Among themselves, though, athletes often refer to each other with initials or short-form variations of their names. Kennedy calls these names hypocoristic. They aren't for constructing narratives, he says, but instead serve as convenient indicators of familiarity. In some cases, fans will begin to use these short names as well. Shaquille O’Neal became widely known as Shaq, for example, and, often, for fans, referring to an athlete's short name is a way of expressing knowledge of the game and it players. It is rare, though, that the fans allow the athletes to name themselves.

One of the best storylines of the current NBA season is the emergence of New York Knicks rookie, Kristaps Porzingis. The 7’3” 20-year-old Latvian has been a fixture in league highlights, often using his giant frame to soar over opponents and crush high-arcing rebounds back into the net. As such, there’s been a rush to bestow him with a nickname. Suggestions have included “Zinger,” “ScoreZingis,” “Young Lurch,” “PorzinGod,” and, alternatively, “GodZingis.”

When confronted with these choices, Porzingis replied that he preferred his initials, KP, or, in reference to his jersey number, KP6. On social media, these choices were met with near universal derision. At NBA Reddit, a discussion about naming Porzingis garnered nearly 600 comments, and the top voted response was, “this is why people don’t get to pick their own nicknames.”

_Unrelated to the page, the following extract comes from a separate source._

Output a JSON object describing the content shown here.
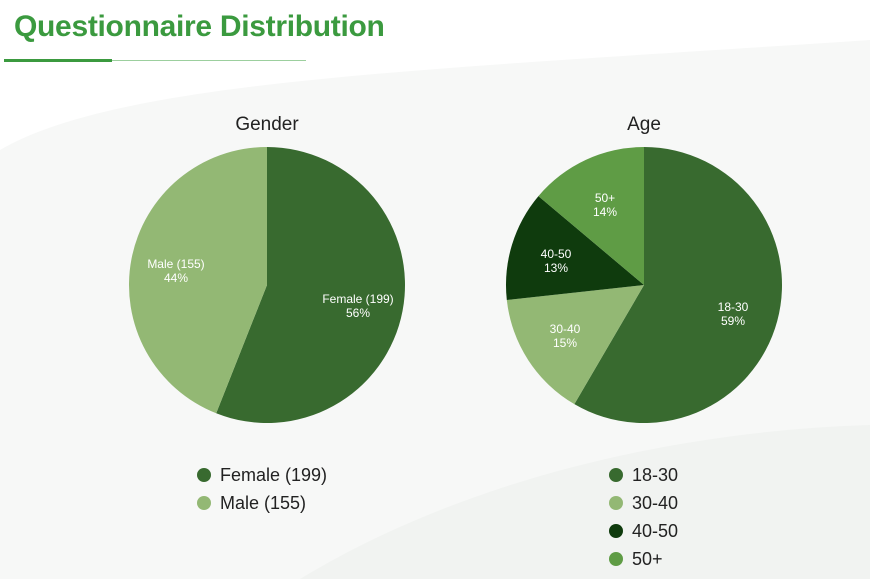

Michael Adams, an English professor at the Indiana University–Bloomington and the editor of the journal American Speech, says that, as fans, we use nicknames because we are the ones calling the social shots. “We’re the ones who want to describe the narrative as it’s going on, with terms that are familiar with us,” he says.

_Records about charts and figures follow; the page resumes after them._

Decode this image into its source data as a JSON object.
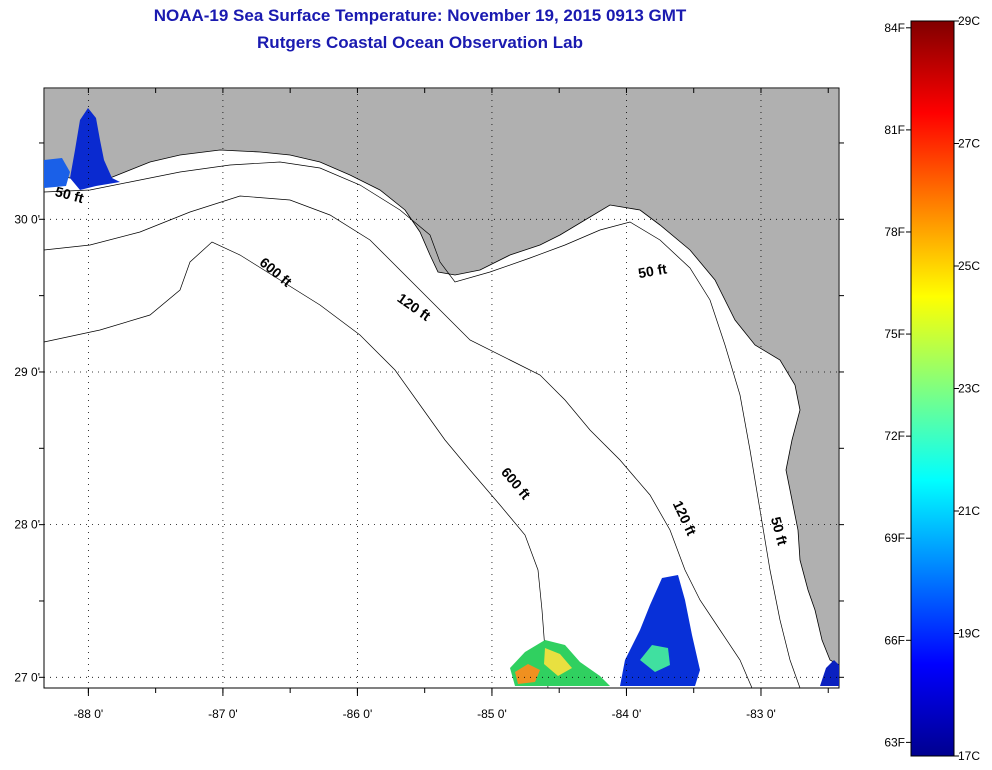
{
  "title": {
    "line1": "NOAA-19 Sea Surface Temperature:  November 19, 2015 0913 GMT",
    "line2": "Rutgers Coastal Ocean Observation Lab"
  },
  "map": {
    "lon_range": [
      -88.33,
      -82.42
    ],
    "lat_range": [
      26.93,
      30.86
    ],
    "lon_ticks": [
      {
        "value": -88,
        "label": "-88 0'"
      },
      {
        "value": -87,
        "label": "-87 0'"
      },
      {
        "value": -86,
        "label": "-86 0'"
      },
      {
        "value": -85,
        "label": "-85 0'"
      },
      {
        "value": -84,
        "label": "-84 0'"
      },
      {
        "value": -83,
        "label": "-83 0'"
      }
    ],
    "lat_ticks": [
      {
        "value": 30,
        "label": "30 0'"
      },
      {
        "value": 29,
        "label": "29 0'"
      },
      {
        "value": 28,
        "label": "28 0'"
      },
      {
        "value": 27,
        "label": "27 0'"
      }
    ],
    "land_color": "#b0b0b0",
    "water_color": "#ffffff",
    "contours": [
      {
        "depth": "50 ft",
        "labels": [
          {
            "text": "50 ft",
            "lon": -88.15,
            "lat": 30.13,
            "angle": 15
          },
          {
            "text": "50 ft",
            "lon": -83.8,
            "lat": 29.63,
            "angle": -10
          },
          {
            "text": "50 ft",
            "lon": -82.9,
            "lat": 27.95,
            "angle": 75
          }
        ]
      },
      {
        "depth": "120 ft",
        "labels": [
          {
            "text": "120 ft",
            "lon": -85.6,
            "lat": 29.4,
            "angle": 35
          },
          {
            "text": "120 ft",
            "lon": -83.6,
            "lat": 28.03,
            "angle": 65
          }
        ]
      },
      {
        "depth": "600 ft",
        "labels": [
          {
            "text": "600 ft",
            "lon": -86.63,
            "lat": 29.63,
            "angle": 40
          },
          {
            "text": "600 ft",
            "lon": -84.85,
            "lat": 28.25,
            "angle": 50
          }
        ]
      }
    ]
  },
  "colorbar": {
    "colors": [
      "#00008f",
      "#0000ff",
      "#0080ff",
      "#00ffff",
      "#80ff80",
      "#ffff00",
      "#ff8000",
      "#ff0000",
      "#800000"
    ],
    "fahrenheit_labels": [
      "84F",
      "81F",
      "78F",
      "75F",
      "72F",
      "69F",
      "66F",
      "63F"
    ],
    "celsius_labels": [
      "29C",
      "27C",
      "25C",
      "23C",
      "21C",
      "19C",
      "17C"
    ],
    "f_values": [
      84,
      81,
      78,
      75,
      72,
      69,
      66,
      63
    ],
    "c_values": [
      29,
      27,
      25,
      23,
      21,
      19,
      17
    ],
    "c_min": 17,
    "c_max": 29
  },
  "sst_patches": [
    {
      "region": "mobile-bay",
      "color": "#0a2ad0"
    },
    {
      "region": "south-west",
      "color": "#30d060"
    },
    {
      "region": "south-east",
      "color": "#0830d8"
    }
  ]
}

“When he (Porzingis) favors his initials, or his number, those are things that matter to him, those are identifiers that he thinks of relating to him somehow,” Adams says. “But they are far too tame for an American audience and also it just doesn't satisfy fans not to be control of the sports narrative.”

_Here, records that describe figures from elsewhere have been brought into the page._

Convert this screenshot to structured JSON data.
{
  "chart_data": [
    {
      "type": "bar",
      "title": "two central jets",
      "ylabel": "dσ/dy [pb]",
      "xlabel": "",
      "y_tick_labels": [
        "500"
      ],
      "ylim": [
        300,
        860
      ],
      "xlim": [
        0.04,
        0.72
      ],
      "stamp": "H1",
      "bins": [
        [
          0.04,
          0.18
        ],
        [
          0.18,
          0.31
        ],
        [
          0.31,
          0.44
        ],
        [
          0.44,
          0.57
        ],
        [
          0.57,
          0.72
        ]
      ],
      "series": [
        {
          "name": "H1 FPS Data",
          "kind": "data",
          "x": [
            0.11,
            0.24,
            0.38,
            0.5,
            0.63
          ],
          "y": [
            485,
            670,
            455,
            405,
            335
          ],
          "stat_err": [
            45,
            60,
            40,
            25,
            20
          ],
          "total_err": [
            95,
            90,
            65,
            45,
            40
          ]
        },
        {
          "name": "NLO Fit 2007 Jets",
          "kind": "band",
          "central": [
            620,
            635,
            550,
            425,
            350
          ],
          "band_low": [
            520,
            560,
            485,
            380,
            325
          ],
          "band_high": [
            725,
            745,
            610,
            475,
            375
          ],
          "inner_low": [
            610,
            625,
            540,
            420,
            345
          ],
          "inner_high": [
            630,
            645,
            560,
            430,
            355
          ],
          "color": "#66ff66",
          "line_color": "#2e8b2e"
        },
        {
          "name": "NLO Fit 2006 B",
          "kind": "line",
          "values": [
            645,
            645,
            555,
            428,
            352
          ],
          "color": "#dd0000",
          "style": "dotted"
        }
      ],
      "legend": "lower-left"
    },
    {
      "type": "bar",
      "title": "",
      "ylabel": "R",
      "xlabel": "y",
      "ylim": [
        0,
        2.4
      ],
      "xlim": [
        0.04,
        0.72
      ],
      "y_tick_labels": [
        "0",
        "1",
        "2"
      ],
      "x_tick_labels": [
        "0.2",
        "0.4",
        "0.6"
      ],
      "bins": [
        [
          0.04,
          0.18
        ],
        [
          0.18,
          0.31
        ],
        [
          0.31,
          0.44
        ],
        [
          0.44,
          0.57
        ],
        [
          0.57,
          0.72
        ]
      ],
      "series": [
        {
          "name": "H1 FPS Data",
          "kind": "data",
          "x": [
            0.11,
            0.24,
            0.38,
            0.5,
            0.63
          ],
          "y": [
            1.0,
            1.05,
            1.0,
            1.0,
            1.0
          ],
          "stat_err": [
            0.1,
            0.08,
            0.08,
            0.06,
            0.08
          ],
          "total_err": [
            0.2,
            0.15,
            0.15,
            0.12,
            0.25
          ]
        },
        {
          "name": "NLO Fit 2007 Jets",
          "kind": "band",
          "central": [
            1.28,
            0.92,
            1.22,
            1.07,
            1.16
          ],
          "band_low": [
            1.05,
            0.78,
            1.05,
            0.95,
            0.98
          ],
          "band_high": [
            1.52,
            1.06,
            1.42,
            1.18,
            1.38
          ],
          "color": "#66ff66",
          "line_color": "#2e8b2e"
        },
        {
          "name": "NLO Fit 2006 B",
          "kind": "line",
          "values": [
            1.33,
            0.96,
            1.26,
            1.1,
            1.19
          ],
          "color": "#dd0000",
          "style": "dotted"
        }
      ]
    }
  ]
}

The players might have a different name that they share in the locker room or over dinner, but when it comes to game action, we have “announcers, sportscasters, talking heads on the television, telling us what the games are all about regardless of what the players think,” Adams says. “Those commentators make up nicknames for the players without any regard for what the players want.”

For Kennedy, he says it’s understandable that fans would prefer a name like “Zinger” to “KP” as it has some extra semantic content, “but these nicknames aren't going to come from the athletes themselves, and they'll prefer the nicknames that their actual peers give them.”


Wilbur Rodgers died in 1978, at the age of 91. That same year, 17 future Hall of Famers played in the All-Star Game. There was Reggie “Mr. October” Jackson, Johnny “Little General” Bench, Phil “Knucksie” Niekro—players that earned names that are now enshrined next to them in Cooperstown.

It’s nice to imagine that Rawmeat Bill, a career .243 hitter, was somewhere out there watching that game. If he was, he would have seen that, on a field filled with legends, when it comes to all-time great names, his own moniker still stood out.


The Sports Lens is a running series exploring the intersection of sports and culture.